Saturday, June 2, 2018

ACCIDENT CLAIM

In a 1st, HC recognises religious body as legal heir of dead nun

Sureshkumar.K@timesgroup.com

Chennai: 02.06.2018


In a significant first, the Madras high court has recognised a religious organisation as the legal heir of a deceased person, and declared it eligible to receive compensation in a motor accident claim.

Justice A M Basheer Ahamed permitted St Maria Auxilum Sisters’s Congress, represented by its mother general, Sister Animariya, to claim compensation for the death of Sister Alangara Mary.

On March 1, 2002, Mary died in a road accident involving a

state transport corporation bus, while she was riding a twowheeler on the Trichy-Dindigul road.

Claiming that the death occurred due to rash and negligent driving by the bus driver, the congress, of which Mary was a member, approached the Motor Accident Claims Tribunal, Trichy, seeking compensation.

Allowing the claim, the tribunal directed the Tamil Nadu State Transport Corporation Ltd, (Kumbakonam Divisional 2), to pay ₹3.22 lakh as compensation to the congress.

‘Employer cannot be legal heir of dead staffer’

Aggrieved, the corporation preferred the present appeal in the high court.

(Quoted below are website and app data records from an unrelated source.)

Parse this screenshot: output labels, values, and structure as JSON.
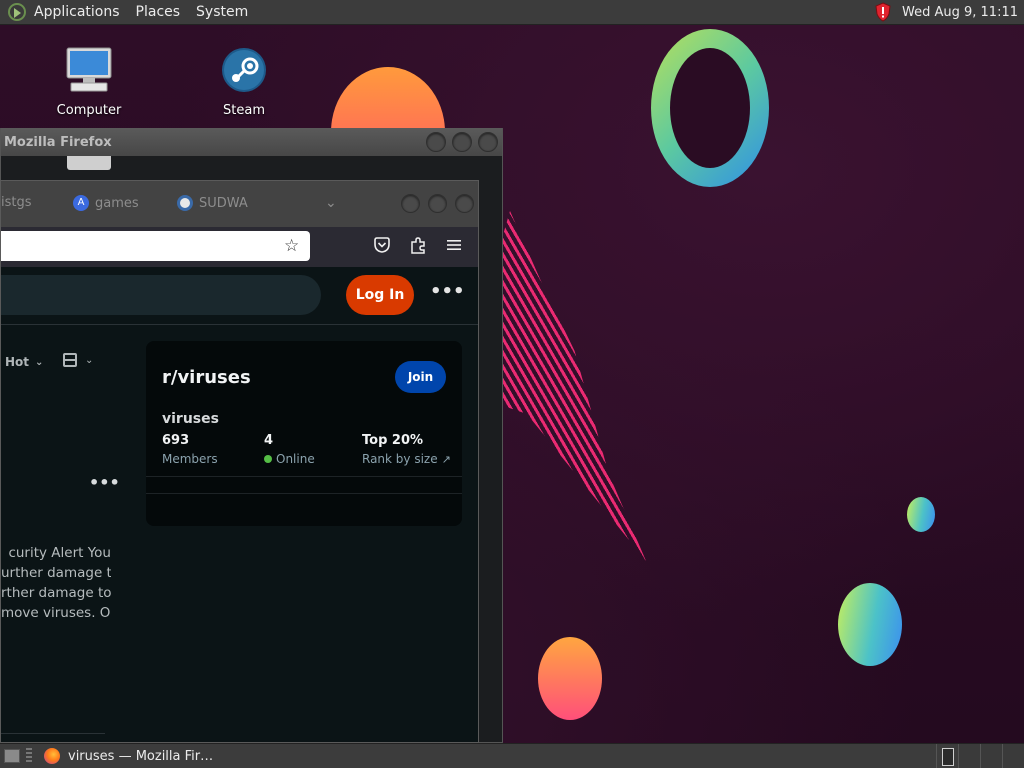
{
  "top_panel": {
    "menus": [
      "Applications",
      "Places",
      "System"
    ],
    "clock": "Wed Aug  9, 11:11"
  },
  "desktop": {
    "icons": [
      {
        "label": "Computer",
        "icon": "computer-icon"
      },
      {
        "label": "Steam",
        "icon": "steam-icon"
      }
    ]
  },
  "back_window": {
    "title": "Mozilla Firefox"
  },
  "browser": {
    "tabs": [
      {
        "label": "istgs"
      },
      {
        "label": "games"
      },
      {
        "label": "SUDWA"
      }
    ],
    "url": ""
  },
  "reddit": {
    "login_label": "Log In",
    "more_label": "•••",
    "sort_label": "Hot",
    "post_dots": "•••",
    "post_lines": [
      "curity Alert You",
      "urther damage to",
      "rther damage to",
      "move viruses. OK"
    ],
    "community": {
      "name": "r/viruses",
      "join_label": "Join",
      "description": "viruses",
      "stats": [
        {
          "value": "693",
          "label": "Members"
        },
        {
          "value": "4",
          "label": "Online"
        },
        {
          "value": "Top 20%",
          "label": "Rank by size"
        }
      ]
    }
  },
  "taskbar": {
    "items": [
      {
        "label": "viruses — Mozilla Fir…",
        "icon": "firefox-icon"
      }
    ]
  },
  "colors": {
    "login": "#d93a00",
    "join": "#0045ac",
    "online": "#55bd46",
    "accent_pink": "#ff2d7a"
  }
}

When the plea came up for hearing, the corporation disputed the locus standi of the congress to claim compensation, as legal dependent of the deceased.

The corporation contended that a religious organisation cannot be a legal representative of the deceased claiming compensation. “There was an employer-employee relationship between the deceased and claimant, and so an employer cannot be a legal heir of the deceased employee,” the corporation said.

Opposing the contention, the congress relied on the decision made by the Supreme Court in Montfort Brothers of St Gabriel case and said a religious organisation might suffer considerable loss due to the death of voluntary worker making it eligible to claim such compensation.

“The deceased joined the organisation and did services to the society after denouncing her family and was working as a sister under the congress prior to the date of accident. The tribunal concluded that the claimant organisation suffered considerable loss due to the death of the voluntary worker in a fatal accident and has allowed the claim,” the congress said.

Concurring with the submissions, the judge said, when there is no evidence that the deceased was having other legal representative on the date of the accident, considering the decision of the Apex Court relied on by the congress, it has locus standi and entitled to maintain the claim petition, as legal representative of the sister.

Welcoming the judgment, advocate and motor accident claim expert V Suresh said: “Though the Supreme Court has upheld the legal right of such institutions to claim compensation on the death of its members, this is the first time the high court has allowed such a claim petition in Tamil Nadu.”